In fuel processing, SOFCo EFS Holdings LLC will use its experience in converting heavy hydrocarbon to FC suitable fuels and S removal on converting military fuels. General Dynamics and Aspen Products Group are providing a 5kW with JP-8 reformate with a composition of 24% CO, 22% H2, 51% N2 where S went from 400ppm to 4ppm.

STEP is the Small Tactical Electric Power program for filling the need for emerging man-portable power 500-3000W. Power sources must be light weight, rugged, compact, have a wide temperature and humidity range, be immune to dust and sand, and have rapid start with silent operation.

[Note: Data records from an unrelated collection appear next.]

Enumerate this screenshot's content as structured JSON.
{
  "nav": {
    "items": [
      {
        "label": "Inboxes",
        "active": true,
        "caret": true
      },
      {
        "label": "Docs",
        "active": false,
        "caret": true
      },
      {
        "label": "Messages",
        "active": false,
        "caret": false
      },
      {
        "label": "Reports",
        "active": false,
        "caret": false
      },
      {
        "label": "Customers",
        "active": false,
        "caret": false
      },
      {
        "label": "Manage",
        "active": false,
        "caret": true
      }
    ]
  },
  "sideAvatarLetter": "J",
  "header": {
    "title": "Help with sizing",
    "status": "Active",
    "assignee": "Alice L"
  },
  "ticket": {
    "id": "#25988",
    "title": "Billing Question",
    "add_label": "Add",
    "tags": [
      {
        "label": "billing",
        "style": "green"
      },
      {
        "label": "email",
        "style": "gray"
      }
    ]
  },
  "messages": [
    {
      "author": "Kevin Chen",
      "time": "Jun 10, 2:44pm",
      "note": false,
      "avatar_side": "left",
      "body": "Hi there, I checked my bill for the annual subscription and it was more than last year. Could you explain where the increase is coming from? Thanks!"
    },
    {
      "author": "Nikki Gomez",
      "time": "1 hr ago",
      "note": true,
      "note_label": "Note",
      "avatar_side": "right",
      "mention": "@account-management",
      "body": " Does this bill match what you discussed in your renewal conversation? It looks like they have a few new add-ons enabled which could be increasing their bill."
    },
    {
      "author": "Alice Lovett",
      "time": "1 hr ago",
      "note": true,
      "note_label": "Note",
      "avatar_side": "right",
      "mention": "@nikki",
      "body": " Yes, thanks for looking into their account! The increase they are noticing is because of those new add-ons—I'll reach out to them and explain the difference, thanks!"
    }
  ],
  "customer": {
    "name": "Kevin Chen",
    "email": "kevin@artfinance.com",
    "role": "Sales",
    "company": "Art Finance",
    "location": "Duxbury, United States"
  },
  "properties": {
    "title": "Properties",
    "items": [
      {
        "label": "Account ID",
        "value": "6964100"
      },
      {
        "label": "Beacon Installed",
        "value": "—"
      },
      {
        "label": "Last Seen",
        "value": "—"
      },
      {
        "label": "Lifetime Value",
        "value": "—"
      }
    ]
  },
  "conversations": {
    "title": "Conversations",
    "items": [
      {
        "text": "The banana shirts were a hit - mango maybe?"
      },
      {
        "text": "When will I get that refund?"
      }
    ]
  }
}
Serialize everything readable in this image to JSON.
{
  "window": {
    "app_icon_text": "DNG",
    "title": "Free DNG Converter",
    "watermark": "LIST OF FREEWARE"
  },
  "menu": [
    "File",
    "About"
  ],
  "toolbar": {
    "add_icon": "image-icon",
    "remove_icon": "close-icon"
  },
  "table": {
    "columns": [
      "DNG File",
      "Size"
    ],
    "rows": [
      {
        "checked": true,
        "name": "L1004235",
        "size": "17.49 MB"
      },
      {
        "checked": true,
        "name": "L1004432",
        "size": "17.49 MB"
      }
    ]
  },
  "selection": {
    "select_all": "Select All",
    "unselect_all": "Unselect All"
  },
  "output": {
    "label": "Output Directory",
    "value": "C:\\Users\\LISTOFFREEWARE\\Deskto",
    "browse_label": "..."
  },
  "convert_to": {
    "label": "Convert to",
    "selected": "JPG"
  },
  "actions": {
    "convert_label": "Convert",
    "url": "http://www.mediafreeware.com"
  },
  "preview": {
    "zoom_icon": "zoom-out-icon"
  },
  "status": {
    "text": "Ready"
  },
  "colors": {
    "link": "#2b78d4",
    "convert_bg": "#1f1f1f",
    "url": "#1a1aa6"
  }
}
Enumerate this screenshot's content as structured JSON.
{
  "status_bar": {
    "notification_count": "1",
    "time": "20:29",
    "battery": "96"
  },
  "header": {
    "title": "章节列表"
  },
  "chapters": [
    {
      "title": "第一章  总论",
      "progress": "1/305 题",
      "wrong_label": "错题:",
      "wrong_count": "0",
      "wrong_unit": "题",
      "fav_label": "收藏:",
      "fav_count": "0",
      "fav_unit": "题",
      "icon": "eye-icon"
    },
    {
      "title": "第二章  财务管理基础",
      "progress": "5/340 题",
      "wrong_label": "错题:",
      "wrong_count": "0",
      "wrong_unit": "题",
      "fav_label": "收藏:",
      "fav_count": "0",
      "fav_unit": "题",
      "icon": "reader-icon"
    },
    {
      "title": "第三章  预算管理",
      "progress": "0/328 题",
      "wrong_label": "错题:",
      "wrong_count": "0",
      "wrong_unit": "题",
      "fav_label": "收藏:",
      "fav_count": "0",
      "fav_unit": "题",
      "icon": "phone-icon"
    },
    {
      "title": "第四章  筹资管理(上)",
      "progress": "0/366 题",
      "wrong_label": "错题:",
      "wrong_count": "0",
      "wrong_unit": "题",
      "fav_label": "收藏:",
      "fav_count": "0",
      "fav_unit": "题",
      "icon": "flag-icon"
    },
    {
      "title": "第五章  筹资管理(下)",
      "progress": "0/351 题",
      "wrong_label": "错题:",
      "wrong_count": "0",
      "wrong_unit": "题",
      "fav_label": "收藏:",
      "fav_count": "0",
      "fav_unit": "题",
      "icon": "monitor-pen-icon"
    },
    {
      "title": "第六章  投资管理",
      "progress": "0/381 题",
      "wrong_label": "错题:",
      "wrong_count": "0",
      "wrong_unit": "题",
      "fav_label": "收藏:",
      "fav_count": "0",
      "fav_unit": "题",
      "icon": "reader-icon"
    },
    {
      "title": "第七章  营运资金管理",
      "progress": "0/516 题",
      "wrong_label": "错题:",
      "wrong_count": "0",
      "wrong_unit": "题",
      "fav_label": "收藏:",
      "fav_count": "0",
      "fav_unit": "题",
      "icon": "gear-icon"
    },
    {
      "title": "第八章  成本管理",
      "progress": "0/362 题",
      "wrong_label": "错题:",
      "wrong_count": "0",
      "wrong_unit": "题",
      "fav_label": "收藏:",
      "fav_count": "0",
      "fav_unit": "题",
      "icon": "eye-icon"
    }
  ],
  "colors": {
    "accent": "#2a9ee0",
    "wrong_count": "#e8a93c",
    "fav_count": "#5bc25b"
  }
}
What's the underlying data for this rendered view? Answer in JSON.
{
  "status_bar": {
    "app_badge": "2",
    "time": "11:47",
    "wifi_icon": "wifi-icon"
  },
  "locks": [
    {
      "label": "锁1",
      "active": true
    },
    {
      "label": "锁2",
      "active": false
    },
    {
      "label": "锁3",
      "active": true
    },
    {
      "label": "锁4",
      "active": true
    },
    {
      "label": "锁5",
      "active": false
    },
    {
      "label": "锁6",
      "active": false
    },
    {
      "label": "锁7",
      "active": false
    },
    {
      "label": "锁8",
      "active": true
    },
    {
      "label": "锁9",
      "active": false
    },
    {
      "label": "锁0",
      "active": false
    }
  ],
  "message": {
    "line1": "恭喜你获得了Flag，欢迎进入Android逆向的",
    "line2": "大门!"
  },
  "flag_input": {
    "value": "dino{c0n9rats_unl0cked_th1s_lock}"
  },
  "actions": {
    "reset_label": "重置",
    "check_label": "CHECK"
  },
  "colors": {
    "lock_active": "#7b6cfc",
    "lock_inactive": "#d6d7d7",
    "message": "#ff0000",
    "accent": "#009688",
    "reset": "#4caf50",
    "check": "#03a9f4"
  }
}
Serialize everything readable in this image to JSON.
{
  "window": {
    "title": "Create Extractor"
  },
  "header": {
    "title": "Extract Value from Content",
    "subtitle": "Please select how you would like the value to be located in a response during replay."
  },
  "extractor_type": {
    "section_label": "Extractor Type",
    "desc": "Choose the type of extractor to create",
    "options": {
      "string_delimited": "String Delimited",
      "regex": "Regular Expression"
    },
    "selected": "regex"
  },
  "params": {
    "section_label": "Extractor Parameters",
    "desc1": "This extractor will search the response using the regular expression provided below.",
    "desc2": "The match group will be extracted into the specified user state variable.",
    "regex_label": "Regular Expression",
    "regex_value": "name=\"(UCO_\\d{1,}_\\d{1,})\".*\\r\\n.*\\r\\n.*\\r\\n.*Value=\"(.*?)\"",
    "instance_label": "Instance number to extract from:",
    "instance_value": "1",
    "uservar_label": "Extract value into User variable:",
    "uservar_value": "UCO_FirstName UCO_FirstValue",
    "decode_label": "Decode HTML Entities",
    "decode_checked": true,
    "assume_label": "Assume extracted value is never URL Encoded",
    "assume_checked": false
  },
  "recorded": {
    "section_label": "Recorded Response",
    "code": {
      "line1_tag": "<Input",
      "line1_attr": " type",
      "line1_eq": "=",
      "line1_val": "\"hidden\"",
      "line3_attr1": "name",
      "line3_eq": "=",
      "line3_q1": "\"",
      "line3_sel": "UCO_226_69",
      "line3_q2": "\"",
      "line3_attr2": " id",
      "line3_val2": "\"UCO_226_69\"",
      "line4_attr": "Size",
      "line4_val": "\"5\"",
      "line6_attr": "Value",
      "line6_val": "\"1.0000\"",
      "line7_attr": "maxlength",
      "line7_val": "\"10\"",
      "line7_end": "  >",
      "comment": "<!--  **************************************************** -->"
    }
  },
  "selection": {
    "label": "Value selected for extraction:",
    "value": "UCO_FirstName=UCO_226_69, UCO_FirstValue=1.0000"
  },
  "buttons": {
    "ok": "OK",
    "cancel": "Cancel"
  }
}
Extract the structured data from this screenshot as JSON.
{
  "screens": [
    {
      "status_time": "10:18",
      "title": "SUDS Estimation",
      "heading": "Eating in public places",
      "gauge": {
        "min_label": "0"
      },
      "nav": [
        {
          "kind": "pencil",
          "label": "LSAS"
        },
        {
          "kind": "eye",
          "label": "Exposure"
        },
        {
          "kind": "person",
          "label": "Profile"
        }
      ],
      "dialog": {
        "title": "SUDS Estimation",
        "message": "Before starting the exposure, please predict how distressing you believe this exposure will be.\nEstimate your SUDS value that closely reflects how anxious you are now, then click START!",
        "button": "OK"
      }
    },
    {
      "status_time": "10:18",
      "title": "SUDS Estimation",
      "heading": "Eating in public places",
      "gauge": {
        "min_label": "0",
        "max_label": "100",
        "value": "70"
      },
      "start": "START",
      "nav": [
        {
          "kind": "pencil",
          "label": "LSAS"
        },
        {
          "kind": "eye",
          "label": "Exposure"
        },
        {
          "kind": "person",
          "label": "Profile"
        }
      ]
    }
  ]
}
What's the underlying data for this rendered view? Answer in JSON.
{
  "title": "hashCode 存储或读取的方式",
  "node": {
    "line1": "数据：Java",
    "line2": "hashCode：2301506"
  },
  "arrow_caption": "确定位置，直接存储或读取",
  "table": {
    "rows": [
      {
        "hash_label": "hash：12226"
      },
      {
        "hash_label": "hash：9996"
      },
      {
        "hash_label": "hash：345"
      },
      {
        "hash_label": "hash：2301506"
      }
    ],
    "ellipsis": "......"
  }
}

Portable 75W SOFC-Battery Hybrid by Mesoscopic Devices. The SOFC, typically thought of for multi-kilowatt stationary systems, is getting a lot of attention for portable applications based on achievements in higher power density and compact reformers. So portable SOFCs that may compete with PEM FC and DMFC are being proposed. Mesoscopic Devices for the past three years has been developing SOFCs under 500W. They have demonstrated a 75W generator for military use that is 130x180x250mm, weighs 3kg, runs on propane with an internal hybrid battery for start up and peak power. Half the volume is BOP with the largest parasitic power and noise source being the blower. The FC kicks in after a 45 minute start up. Operation is continuous for several days. Future versions will run on kerosene, jet fuel or JP-8 using a liquid phase desulfurizer.

Portable Hydrogen Generation with NaBH4. Millennium Cell is offering a Hydrogen-on-Demand system which produces H2 by releasing it from NaBH4 in the presence of a proprietary catalyst. The remaining end product of this reaction is NaBO2 which must be discarded. In practice, this is much like disposing of an expended primary battery. From the business side, they are focusing on the military as early adopters with the longer-term market consumer electronics like laptop computers where a 2 -to-3 runtime is sought. As a demonstration, Millennium Cell shows a flat panel passive PEM FC using a Hydrogen-on-Demand fuel cartridge. Another exhibit has it coupled with a Protonex PEM FC for a 30W, 72-hour soldier application where it weighs in at 12 pounds versus 28 pounds for the existing LiSO2 batteries. Field trials for this device will take place throughout 2006.